In many fields such as psychology, the thing that we are measuring is not a physical feature, but instead is an unobservable theoretical concept, which we usually refer to as a construct. For example, let’s say that I want to test how well you understand the distinction between the four different scales of measurement described above. I could give you a pop quiz that would ask you several questions about these concepts and count how many you got right. This test might or might not be a good measurement of the construct of your actual knowledge — for example, if I were to write the test in a confusing way or use language that you don’t understand, then the test might suggest you don’t understand the concepts when really you do. On the other hand, if I give a multiple choice test with very obvious wrong answers, then you might be able to perform well on the test even if you don’t actually understand the material.

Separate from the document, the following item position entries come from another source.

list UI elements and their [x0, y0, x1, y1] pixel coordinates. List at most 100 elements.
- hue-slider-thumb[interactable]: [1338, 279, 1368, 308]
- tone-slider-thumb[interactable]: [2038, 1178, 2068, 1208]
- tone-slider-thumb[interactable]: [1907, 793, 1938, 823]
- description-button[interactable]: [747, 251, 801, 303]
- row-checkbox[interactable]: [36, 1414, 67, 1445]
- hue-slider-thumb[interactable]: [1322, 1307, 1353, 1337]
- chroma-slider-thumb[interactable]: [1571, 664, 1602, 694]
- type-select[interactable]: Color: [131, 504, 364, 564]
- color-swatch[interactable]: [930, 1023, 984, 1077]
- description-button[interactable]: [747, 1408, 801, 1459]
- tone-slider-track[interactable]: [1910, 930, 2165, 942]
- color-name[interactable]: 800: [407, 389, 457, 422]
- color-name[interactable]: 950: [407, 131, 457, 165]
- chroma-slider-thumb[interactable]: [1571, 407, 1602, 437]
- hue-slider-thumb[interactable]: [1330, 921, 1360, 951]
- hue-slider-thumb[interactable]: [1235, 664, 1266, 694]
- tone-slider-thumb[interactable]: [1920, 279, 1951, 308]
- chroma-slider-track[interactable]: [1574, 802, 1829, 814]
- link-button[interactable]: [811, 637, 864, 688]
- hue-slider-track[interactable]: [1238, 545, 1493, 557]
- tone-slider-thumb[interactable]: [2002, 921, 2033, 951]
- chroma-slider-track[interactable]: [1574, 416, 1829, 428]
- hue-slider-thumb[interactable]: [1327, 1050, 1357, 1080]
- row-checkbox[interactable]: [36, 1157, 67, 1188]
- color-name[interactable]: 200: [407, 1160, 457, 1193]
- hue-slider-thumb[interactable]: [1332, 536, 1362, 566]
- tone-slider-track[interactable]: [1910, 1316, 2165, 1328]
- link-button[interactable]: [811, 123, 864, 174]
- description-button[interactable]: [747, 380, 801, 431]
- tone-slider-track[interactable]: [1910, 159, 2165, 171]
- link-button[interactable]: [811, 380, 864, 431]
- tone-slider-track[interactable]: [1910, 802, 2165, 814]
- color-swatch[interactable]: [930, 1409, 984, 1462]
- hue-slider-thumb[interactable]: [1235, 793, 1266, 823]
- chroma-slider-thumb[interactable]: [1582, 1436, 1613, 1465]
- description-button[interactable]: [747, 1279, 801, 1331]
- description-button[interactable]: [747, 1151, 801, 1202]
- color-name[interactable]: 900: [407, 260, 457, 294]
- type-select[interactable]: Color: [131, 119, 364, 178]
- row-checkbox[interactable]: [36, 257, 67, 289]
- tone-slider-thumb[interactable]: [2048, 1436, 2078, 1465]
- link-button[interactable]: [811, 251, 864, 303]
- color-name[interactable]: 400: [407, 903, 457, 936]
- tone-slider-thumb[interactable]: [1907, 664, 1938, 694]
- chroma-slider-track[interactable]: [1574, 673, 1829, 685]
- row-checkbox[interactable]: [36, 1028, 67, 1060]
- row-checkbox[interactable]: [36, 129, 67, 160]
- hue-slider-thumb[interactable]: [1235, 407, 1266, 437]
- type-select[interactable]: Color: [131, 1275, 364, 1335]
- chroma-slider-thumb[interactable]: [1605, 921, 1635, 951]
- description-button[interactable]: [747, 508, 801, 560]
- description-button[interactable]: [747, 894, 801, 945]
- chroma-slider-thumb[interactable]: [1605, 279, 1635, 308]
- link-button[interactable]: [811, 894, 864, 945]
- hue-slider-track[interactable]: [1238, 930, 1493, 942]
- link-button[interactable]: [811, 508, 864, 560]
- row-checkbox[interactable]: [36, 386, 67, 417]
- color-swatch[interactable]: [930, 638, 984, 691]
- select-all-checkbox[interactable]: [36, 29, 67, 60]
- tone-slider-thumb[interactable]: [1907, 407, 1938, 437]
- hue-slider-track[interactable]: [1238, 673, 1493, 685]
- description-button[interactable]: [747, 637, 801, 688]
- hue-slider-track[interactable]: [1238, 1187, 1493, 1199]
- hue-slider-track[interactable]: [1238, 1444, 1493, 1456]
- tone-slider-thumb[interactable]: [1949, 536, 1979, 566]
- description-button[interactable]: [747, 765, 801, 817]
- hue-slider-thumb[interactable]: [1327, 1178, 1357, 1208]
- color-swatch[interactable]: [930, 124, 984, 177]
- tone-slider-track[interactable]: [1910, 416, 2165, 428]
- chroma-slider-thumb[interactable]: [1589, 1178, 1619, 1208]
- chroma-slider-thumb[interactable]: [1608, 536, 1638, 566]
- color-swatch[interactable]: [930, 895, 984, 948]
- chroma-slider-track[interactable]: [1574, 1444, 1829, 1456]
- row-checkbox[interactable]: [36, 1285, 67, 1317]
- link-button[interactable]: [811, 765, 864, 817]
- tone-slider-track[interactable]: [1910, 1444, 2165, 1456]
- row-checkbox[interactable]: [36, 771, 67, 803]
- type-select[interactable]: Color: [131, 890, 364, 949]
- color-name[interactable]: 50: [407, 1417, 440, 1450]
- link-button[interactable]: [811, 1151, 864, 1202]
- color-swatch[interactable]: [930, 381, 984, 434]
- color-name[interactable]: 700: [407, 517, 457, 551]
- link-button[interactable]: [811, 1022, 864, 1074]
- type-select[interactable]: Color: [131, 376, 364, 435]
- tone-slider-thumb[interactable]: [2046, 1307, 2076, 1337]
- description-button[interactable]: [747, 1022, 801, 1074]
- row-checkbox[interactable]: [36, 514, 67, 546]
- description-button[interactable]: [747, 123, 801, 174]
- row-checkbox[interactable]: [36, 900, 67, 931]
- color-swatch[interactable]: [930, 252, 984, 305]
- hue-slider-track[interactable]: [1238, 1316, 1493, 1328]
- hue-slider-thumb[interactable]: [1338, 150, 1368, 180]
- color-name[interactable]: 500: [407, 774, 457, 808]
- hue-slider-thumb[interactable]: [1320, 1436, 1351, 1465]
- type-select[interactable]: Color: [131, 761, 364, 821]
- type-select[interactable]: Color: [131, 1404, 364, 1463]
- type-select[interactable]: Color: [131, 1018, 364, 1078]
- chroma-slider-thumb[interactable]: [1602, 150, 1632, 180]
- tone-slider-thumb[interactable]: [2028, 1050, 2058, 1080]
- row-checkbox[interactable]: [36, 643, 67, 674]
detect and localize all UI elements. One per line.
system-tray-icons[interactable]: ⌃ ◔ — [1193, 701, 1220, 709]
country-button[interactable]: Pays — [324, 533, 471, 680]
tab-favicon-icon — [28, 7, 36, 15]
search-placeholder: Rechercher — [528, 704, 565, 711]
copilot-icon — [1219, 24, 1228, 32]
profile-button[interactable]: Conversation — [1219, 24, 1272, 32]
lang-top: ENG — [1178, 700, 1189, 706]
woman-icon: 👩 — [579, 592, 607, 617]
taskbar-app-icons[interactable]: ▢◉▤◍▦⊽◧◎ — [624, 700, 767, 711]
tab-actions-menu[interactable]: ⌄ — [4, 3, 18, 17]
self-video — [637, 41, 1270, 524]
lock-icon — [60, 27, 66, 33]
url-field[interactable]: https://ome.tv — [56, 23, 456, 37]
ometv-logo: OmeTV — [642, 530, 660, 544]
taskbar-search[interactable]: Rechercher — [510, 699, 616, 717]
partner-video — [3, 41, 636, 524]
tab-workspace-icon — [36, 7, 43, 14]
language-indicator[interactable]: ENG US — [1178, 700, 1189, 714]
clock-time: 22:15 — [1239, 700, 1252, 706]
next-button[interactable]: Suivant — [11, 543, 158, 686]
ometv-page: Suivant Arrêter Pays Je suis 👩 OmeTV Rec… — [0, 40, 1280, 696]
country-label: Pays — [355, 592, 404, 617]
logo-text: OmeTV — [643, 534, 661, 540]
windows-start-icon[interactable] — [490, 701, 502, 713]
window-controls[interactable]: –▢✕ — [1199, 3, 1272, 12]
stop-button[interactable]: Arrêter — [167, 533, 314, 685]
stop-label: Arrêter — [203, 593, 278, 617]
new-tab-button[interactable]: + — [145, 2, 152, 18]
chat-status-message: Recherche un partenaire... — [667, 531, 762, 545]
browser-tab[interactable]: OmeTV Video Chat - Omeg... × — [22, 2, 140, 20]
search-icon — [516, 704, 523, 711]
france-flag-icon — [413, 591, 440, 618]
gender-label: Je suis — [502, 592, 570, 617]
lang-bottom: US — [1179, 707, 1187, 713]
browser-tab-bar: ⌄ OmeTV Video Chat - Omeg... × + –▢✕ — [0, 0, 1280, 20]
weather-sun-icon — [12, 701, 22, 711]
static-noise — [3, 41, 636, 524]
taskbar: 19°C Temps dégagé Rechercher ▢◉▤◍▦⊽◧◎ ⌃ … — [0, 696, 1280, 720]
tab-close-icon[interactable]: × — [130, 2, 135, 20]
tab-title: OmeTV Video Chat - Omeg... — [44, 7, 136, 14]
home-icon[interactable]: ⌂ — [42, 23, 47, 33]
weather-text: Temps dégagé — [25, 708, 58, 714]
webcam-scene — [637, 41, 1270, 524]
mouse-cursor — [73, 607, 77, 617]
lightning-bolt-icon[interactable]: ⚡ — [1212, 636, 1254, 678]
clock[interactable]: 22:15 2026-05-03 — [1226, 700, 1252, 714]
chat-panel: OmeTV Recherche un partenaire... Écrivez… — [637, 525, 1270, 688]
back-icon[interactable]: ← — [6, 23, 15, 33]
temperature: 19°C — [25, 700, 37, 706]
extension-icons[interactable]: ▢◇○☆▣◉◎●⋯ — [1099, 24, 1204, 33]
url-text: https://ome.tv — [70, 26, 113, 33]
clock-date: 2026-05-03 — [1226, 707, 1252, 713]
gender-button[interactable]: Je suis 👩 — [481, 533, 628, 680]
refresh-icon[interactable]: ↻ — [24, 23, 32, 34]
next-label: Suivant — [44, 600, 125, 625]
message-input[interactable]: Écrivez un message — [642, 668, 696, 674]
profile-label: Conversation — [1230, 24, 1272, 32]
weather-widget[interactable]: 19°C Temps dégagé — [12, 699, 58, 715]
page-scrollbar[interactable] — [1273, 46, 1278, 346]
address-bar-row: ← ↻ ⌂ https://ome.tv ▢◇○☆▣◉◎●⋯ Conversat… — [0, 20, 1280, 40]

It is usually impossible to measure a construct without some amount of error. In the example above, you might know the answer but you might mis-read the question and get it wrong. In other cases there is error intrinsic to the thing being measured, such as when we measure how long it takes a person to respond on a simple reaction time test, which will vary from trial to trial for many reasons. We generally want our measurement error to be as low as possible.
Sometimes there is a standard against which other measurements can be tested, which we might refer to as a “gold standard” — for example, measurement of sleep can be done using many different devices (such as devices that measure movement in bed), but they are generally considered inferior to the gold standard of polysomnography (which uses measurement of brain waves to quantify the amount of time a person spends in each stage of sleep). Often the gold standard is more difficult or expensive to perform, and the cheaper method is used even though it might have greater error.
When we think about what makes a good measurement, we usually distinguish two different aspects of a good measurement.
Reliability refers to the consistency of our measurements. One common form of reliability, known as “test-retest reliability”, measures how well the measurements agree if the same measurement is performed twice. For example, I might give you a questionnaire about your attitude towards statistics today, repeat this same questionnaire tomorrow, and compare your answers on the two days; we would hope that they would be very similar to one another, unless something happened in between the two tests that should have changed your view of statistics (like reading this book!).
Another way to assess reliability comes in cases where the data includes subjective judgments. For example, let’s say that a researcher wants to determine whether a treatment changes how well an autistic child interacts with other children, which is measured by having experts watch the child and rate their interactions with the other children. In this case we would like to make sure that the answers don’t depend on the individual rater — that is, we would like for there to be high inter-rater reliability. This can be assessed by having more than one rater perform the rating, and then comparing their ratings to make sure that they agree well with one another.
Reliability is important if we want to compare one measurement to another. The relationship between two different variables can’t be any stronger than the relationship between either of the variables and itself (i.e., its reliability). This means that an unreliable measure can never have a strong statistical relationship with any other measure. For this reason, researchers developing a new measurement (such as a new survey) will often go to great lengths to establish and improve its reliability.
Reliability is important, but on its own it’s not enough: After all, I could create a perfectly reliable measurement on a personality test by re-coding every answer using the same number, regardless of how the person actually answers. We want our measurements to also be valid — that is, we want to make sure that we are actually measuring the construct that we think we are measuring (Figure 3.1). There are many different types of validity that are commonly discussed; we will focus on three of them.
Face validity. Does the measurement make sense on its face? If I were to tell you that I was going to measure a person’s blood pressure by looking at the color of their tongue, you would probably think that this was not a valid measure on its face. On the other hand, using a blood pressure cuff would have face validity. This is usually a first reality check before we dive into more complicated aspects of validity.
Construct validity. Is the measurement related to other measurements in an appropriate way? This is often subdivided into two aspects. Convergent validity means that the measurement should be closely related to other measures that are thought to reflect the same construct. Let’s say that I am interested in measuring how extroverted a person is using a questionnaire or an interview. Convergent validity would be demonstrated if both of these different measurements are closely related to one another. On the other hand, measurements thought to reflect different constructs should be unrelated, known as divergent validity. If my theory of personality says that extraversion and conscientiousness are two distinct constructs, then I should also see that my measurements of extraversion are unrelated to measurements of conscientiousness.
Predictive validity. If our measurements are truly valid, then they should also be predictive of other outcomes. For example, let’s say that we think that the psychological trait of sensation seeking (the desire for new experiences) is related to risk taking in the real world. To test for predictive validity of a measurement of sensation seeking, we would test how well scores on the test predict scores on a different survey that measures real-world risk taking.